Mackenzie Burn
Baltimore Watchdog Staff Writer
The recent stock market drama involving GameStop has many Baltimore residents fuming over the unfairness, even borderline racist, policies of the financial industry that uses income to limit participation in stock trading.
Day trading is the act of buying and selling stocks at a quicker rate. A key rule of this practice is that participants “must maintain equity of $25,000 on any day that the customer trades.” With practice, people are able to make day trading their primary source of income.
However, in Baltimore, the per capita income of city residents in the past year was $27,048, according to the U.S. Census Bureau. So, the average Baltimore resident would have to save almost every paycheck for an entire year just to participate in this lucrative opportunity.
Day trader Ashan Williams, a Baltimore resident and Morgan State University graduate, described the so-called “pattern day trading rules” as “a big barrier.”
“How do you expect us to have $25,000 at any given moment when a good job in Baltimore would be considered $30,000 a year?” Williams asked, explaining that as someone who was a part of stock groups, he found the rule disrespectful to everyone in the inner city.
Members of the reddit group agreed, speculating that the rule was in place “to keep poor people from making money on the stock market.” Reddit, as a forum shaped by a distrust of Wall Street, has long existed for amateur traders to discuss profitable stock purchases or risky, high-reward bets, officials said.

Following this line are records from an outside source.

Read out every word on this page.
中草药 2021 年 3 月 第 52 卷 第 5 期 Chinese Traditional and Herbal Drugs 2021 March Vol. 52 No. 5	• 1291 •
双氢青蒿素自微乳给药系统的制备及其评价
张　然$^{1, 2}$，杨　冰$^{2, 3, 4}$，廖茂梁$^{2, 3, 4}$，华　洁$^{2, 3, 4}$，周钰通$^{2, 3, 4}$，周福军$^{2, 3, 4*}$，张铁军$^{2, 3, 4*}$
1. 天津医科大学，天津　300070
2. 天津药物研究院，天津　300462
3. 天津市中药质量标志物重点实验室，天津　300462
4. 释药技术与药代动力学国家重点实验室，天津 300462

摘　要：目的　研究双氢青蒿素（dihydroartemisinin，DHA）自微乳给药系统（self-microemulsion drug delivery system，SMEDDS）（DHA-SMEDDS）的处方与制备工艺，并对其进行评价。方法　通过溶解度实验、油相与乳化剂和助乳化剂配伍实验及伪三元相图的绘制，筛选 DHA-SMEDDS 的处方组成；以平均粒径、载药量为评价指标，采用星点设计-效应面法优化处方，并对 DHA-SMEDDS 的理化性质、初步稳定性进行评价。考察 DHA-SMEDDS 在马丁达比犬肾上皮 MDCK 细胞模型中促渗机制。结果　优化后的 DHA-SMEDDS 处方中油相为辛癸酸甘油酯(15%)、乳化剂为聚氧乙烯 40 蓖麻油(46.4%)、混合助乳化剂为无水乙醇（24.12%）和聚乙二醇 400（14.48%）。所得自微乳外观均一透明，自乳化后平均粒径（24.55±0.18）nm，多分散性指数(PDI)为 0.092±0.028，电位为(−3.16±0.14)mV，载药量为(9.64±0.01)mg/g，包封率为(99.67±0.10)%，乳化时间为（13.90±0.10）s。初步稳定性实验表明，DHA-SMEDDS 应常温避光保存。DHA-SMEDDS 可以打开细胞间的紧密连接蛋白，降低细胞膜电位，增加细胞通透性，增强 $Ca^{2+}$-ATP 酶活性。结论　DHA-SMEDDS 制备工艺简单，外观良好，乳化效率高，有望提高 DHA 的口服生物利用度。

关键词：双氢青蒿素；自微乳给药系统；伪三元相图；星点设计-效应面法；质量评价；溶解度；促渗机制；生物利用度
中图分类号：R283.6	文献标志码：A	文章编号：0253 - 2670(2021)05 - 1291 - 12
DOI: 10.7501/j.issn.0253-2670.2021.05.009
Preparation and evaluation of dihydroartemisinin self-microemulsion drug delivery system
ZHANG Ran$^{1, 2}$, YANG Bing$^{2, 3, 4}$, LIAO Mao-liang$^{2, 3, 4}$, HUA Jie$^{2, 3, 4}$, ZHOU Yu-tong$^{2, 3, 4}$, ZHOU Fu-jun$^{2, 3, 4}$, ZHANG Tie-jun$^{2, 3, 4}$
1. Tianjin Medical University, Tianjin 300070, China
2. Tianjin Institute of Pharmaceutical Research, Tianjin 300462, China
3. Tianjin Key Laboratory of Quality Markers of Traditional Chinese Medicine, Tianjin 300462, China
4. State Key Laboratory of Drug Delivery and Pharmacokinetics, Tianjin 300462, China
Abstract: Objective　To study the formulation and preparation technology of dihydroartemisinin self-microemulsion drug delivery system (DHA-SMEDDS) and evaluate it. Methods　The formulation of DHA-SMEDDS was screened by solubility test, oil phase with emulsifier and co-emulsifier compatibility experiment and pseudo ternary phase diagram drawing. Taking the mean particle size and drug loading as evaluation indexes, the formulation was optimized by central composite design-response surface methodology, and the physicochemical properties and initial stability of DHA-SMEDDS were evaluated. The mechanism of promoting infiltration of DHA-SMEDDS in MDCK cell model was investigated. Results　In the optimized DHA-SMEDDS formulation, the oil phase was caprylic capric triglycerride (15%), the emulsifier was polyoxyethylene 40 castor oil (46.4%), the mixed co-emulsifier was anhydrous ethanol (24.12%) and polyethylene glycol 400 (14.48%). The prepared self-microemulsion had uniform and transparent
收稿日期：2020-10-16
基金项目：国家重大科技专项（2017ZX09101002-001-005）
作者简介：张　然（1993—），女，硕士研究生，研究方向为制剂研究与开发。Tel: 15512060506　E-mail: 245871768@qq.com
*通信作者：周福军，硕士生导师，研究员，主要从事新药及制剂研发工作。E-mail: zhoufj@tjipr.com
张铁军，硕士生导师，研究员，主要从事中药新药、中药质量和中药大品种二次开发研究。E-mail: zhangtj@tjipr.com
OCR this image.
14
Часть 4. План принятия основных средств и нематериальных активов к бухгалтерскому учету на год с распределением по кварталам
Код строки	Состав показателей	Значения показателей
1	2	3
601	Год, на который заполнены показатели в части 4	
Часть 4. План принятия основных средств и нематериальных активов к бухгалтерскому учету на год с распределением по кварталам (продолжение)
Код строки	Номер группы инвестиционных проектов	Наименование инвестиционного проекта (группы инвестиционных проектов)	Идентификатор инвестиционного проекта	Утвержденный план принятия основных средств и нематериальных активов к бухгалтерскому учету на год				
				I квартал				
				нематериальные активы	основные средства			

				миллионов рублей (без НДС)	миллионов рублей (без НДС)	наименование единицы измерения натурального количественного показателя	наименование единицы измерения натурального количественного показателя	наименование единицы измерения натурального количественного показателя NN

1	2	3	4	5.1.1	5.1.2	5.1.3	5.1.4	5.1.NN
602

“There is a bit of market feudalism here,” said Swing Trader Will Wagner, who described the 20-year-old rule as “detrimental to small traders.” “Large market players are a bit like casino operators… they want the money entering the market but not leaving.”
About 20 participants in a Social Media conversation expressed their discontent with the rule, which was initiated in 2001. They challenged the Financial Industry Regulatory Authority (FINRA), which stresses that the rule was originally initiated as a precaution to limit risk for traders.
“Most of us are aware of the risk and would invest accordingly,” some said in the online conversation.
One redditor asked, “Just because some are irresponsible or incautious, all must be locked out?”
Wagner, a former Day Trader before he switched, said the rule in place by FINRA is to “reduce risk” but actually “it handicaps small traders in terms of risk management.”
Williams agreed that the rule designed to control risk should vary depending on one’s own income or vary state to state.
“How can you control the risk for someone in Nebraska making $100,000 the same as someone in Baltimore or Philadelphia making maybe $18,000?” Williams asked.
Angelita Williams, director of strategic communication for FINRA, refused to comment on the policy that Baltimore residents complain disproportionately affects urban cities.
FINRA is an American finance industry self-regulatory organization responsible for updates and regulations within the act of buying and selling stocks. In 2019, Stephen Callahan reached out to petition for the repeal or amendment of the pattern day trading rule, stating that it is “driving traders to more volatile markets.” Nothing has been resolved, officials said.
Historically, stock market trading has been a practice of the wealthy. The Economic Policy Institute statistics show that white middle-income households own an average of $86,000 in assets, while black family’s average income is closer to $11,000.
To get around the rule, some Baltimore residents have changed their online location to other countries.
Ashan Williams said that buying crypto currency is another way people could get around the rule, claiming that it is a “hack in the system” but many find the market too volatile. He also said if there was a way to petition for the removal of the rule he would since “it was a struggle and a fight to get around it, and not a lot of people in the city can have that same fight in them.”